The taricheutes looked at each other, whispered together; then one of them went away, and returned soon with the inspector of victims from the temple of Anion, whom he had found in the house of the weaver, and the chief of the kolchytes.
"Show me the heart," said the superintendent of the sacrifices as he approached the vase. "I can decide in the dark if you have seen rightly. I examine a hundred animals every day. Give it here!--By all the Gods of Heaven and Hell that is the heart of a ram!"
"It was found in the breast of Rui," said one of the taricheutes decisively. "It was opened yesterday in the presence of us all by this old paraschites."
"It is extraordinary," said the priest of Anion. "And incredible. But perhaps an exchange was effected.--Did you slaughter any victims here yesterday or--?"
"We are purifying ourselves," the chief of the kolchytes interrupted, "for the great festival of the valley, and for ten days no beast can have been killed here for food; besides, the stables and slaughterhouses are a long way from this, on the other side of the linen-factories."
"It is strange!" replied the priest. "Preserve this heart carefully, kolchytes: or, better still, let it be enclosed in a case. We will take it over to the chief prophet of Anion. It would seem that some miracle has happened."
"The heart belongs to the Necropolis," answered the chief kolchytes, "and it would therefore be more fitting if we took it to the chief priest of the temple of Seti, Ameni."

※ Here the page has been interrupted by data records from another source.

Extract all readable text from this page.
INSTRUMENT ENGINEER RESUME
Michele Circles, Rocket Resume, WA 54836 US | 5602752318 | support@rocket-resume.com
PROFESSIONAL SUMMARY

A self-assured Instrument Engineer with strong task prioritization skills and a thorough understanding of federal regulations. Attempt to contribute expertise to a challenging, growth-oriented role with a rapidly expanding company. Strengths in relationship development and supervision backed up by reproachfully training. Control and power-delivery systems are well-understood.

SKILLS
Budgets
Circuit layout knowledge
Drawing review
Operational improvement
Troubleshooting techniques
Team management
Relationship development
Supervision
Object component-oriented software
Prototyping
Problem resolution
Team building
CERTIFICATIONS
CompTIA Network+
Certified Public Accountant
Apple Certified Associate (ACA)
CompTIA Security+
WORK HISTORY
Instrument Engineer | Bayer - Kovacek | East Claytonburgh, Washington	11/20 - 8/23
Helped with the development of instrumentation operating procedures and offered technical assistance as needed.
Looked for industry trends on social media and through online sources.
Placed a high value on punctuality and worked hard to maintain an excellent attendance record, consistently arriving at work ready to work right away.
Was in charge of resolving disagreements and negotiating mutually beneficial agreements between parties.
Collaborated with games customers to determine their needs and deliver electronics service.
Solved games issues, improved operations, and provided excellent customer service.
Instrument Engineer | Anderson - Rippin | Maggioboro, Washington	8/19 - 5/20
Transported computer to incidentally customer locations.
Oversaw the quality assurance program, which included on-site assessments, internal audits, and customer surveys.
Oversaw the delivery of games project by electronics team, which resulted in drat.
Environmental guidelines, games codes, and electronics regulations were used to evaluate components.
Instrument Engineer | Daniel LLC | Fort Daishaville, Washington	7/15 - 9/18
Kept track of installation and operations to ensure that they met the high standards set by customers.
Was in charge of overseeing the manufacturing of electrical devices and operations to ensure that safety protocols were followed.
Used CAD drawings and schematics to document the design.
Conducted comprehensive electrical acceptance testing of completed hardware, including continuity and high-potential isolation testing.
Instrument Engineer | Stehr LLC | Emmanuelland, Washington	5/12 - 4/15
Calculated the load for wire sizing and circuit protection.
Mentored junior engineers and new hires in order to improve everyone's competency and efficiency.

"You command here!" said the other. "Let us go." In a few minutes the priest of Anion and the chief of the kolchytes were being carried towards the valley in their litters. A taricheut followed them, who sat on a seat between two asses, and carefully carried a casket of ivory, in which reposed the ram's heart.
The old paraschites watched the priests disappear behind the tamarisk bushes. He longed to run after them, and tell them everything.
His conscience quaked with self reproach, and if his sluggish intelligence did not enable him to take in at a glance all the results that his deed might entail, he still could guess that he had sown a seed whence deceit of every kind must grow. He felt as if he had fallen altogether into sin and falsehood, and that the goddess of truth, whom he had all his life honestly served, had reproachfully turned her back on him. After what had happened never could he hope to be pronounced a "truth-speaker" by the judges of the dead. Lost, thrown away, was the aim and end of a long life, rich in self-denial and prayer! His soul shed tears of blood, a wild sighing sounded in his ears, which saddened his spirit, and when he went back to his work again, and wanted to remove the soles of the feet [One of the mummies of Prague which were dissected by Czermak, had the soles of the feet removed and laid on the breast. We learn from Chapter 125 of the Book of the Dead that this was done that the sacred floor of the hall of judgment might not be defiled when the dead were summoned before Osiris.] from a body, his hand trembled so that he could not hold the knife.